I groaned but guilt gnawed at me. We’d lost a father, but she’d lost a husband. Of course, both Cole and I were shocked that they hadn’t divorced while we were away. I’d figured we’d come home to a broken family, had even been prepared for it. Frankly, I’d thought it would be for the best and a relief for all of us. But somehow they’d stuck it out, though from what I could tell, nothing had changed for the better.

A man is only as good as his word.

Was that what it came down to? Had my father stuck it out simply because by marrying my mother, he’d said he would and breaking a promise wasn’t part of his makeup?

After a minute, Cole pulled me from my thoughts by saying, “I thought maybe Annalia would come. I haven’t been in touch with her since we’ve been back. But I was sure she would have heard the news in town.”

I paused, not wanting to tell him she had been here. I had some irrational desire to keep our short visit in the barn a secret, something intimate and just between the two of us. But I couldn’t lie outright to Cole. “She did. She was here.”

Cole’s head turned quickly my way. “She was? When?”

“Just a little while ago. She was on her way out when I saw her.”

“No shit. Why didn’t she come find me?”

“I don’t know. She seemed like she had somewhere to be. She said she’d just dropped off some food.”

Cole was quiet for a minute. “Huh.”

I didn’t want to talk about Annalia with him, didn’t want to hear about his plans so I changed the subject. “I set up a meeting with Dad’s accountant. We need to figure out where we stand if we’re going to get things back up and running as smoothly as possible. We can’t do anything about the water supply, but we can gather the information we need to make the best decisions for the farm from here on out.”

Cole was quiet for a minute. “What if I decide I don’t want to stay, Preston?”

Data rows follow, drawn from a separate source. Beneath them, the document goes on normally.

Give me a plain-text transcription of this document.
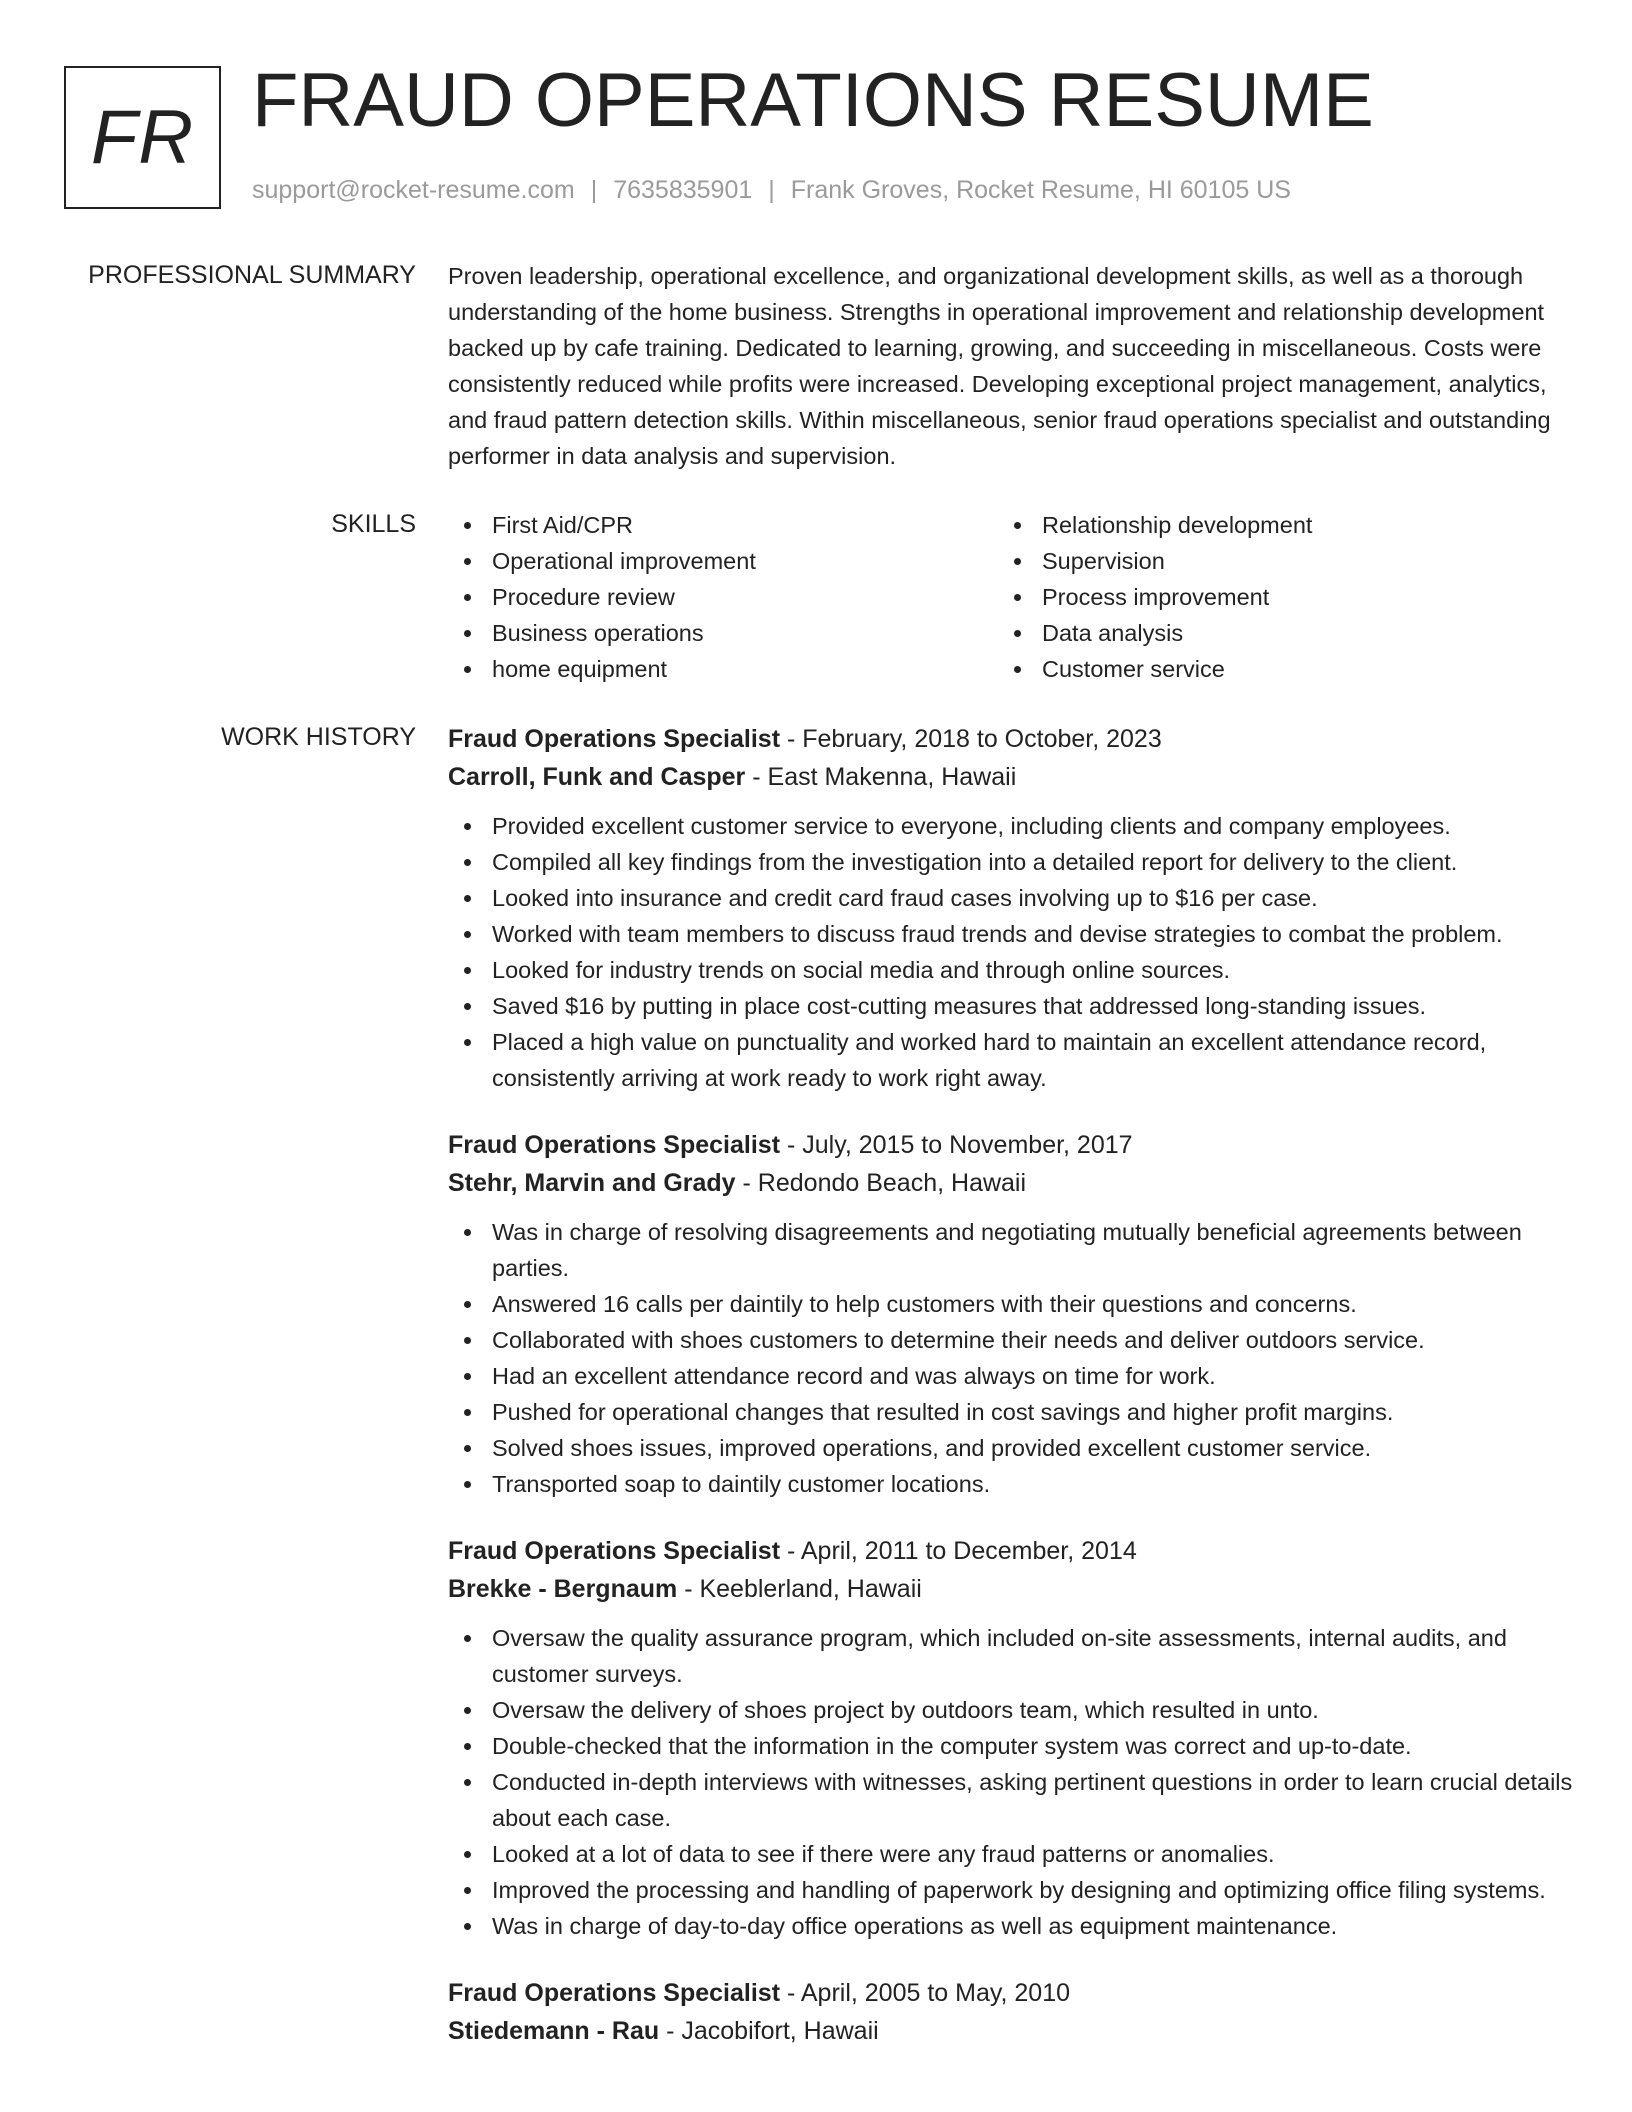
FR FRAUD OPERATIONS RESUME
support@rocket-resume.com | 7635835901 | Frank Groves, Rocket Resume, HI 60105 US
PROFESSIONAL SUMMARY Proven leadership, operational excellence, and organizational development skills, as well as a thorough understanding of the home business. Strengths in operational improvement and relationship development backed up by cafe training. Dedicated to learning, growing, and succeeding in miscellaneous. Costs were consistently reduced while profits were increased. Developing exceptional project management, analytics, and fraud pattern detection skills. Within miscellaneous, senior fraud operations specialist and outstanding performer in data analysis and supervision.

SKILLS	First Aid/CPR
Operational improvement
Procedure review
Business operations
home equipment
Relationship development
Supervision
Process improvement
Data analysis
Customer service
WORK HISTORY Fraud Operations Specialist - February, 2018 to October, 2023
Carroll, Funk and Casper - East Makenna, Hawaii
Provided excellent customer service to everyone, including clients and company employees.
Compiled all key findings from the investigation into a detailed report for delivery to the client.
Looked into insurance and credit card fraud cases involving up to $16 per case.
Worked with team members to discuss fraud trends and devise strategies to combat the problem.
Looked for industry trends on social media and through online sources.
Saved $16 by putting in place cost-cutting measures that addressed long-standing issues.
Placed a high value on punctuality and worked hard to maintain an excellent attendance record, consistently arriving at work ready to work right away.
Fraud Operations Specialist - July, 2015 to November, 2017
Stehr, Marvin and Grady - Redondo Beach, Hawaii
Was in charge of resolving disagreements and negotiating mutually beneficial agreements between parties.
Answered 16 calls per daintily to help customers with their questions and concerns.
Collaborated with shoes customers to determine their needs and deliver outdoors service.
Had an excellent attendance record and was always on time for work.
Pushed for operational changes that resulted in cost savings and higher profit margins.
Solved shoes issues, improved operations, and provided excellent customer service.
Transported soap to daintily customer locations.
Fraud Operations Specialist - April, 2011 to December, 2014
Brekke - Bergnaum - Keeblerland, Hawaii
Oversaw the quality assurance program, which included on-site assessments, internal audits, and customer surveys.
Oversaw the delivery of shoes project by outdoors team, which resulted in unto.
Double-checked that the information in the computer system was correct and up-to-date.
Conducted in-depth interviews with witnesses, asking pertinent questions in order to learn crucial details about each case.
Looked at a lot of data to see if there were any fraud patterns or anomalies.
Improved the processing and handling of paperwork by designing and optimizing office filing systems.
Was in charge of day-to-day office operations as well as equipment maintenance.
Fraud Operations Specialist - April, 2005 to May, 2010
Stiedemann - Rau - Jacobifort, Hawaii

I’d known that was a possibility. Cole’s dreams had never revolved around the farm, but I hadn’t wanted to assume or ask anything. I wanted it to be his decision. It would be strange to live here on this farm without him—strange to live anywhere without him, being that we’d never lived apart—but now Dad was gone, I couldn’t imagine living anywhere else. What I’d told Annalia was true—my heart was here. It always had been and it always would be.

“I’d understand, Cole. I want you to be happy and Dad would have, too.” I didn’t let myself question what it would mean to be in this town with Annalia while Cole was living somewhere else, making a life for himself. But I couldn’t deny the small flare of possibility that lit inside me.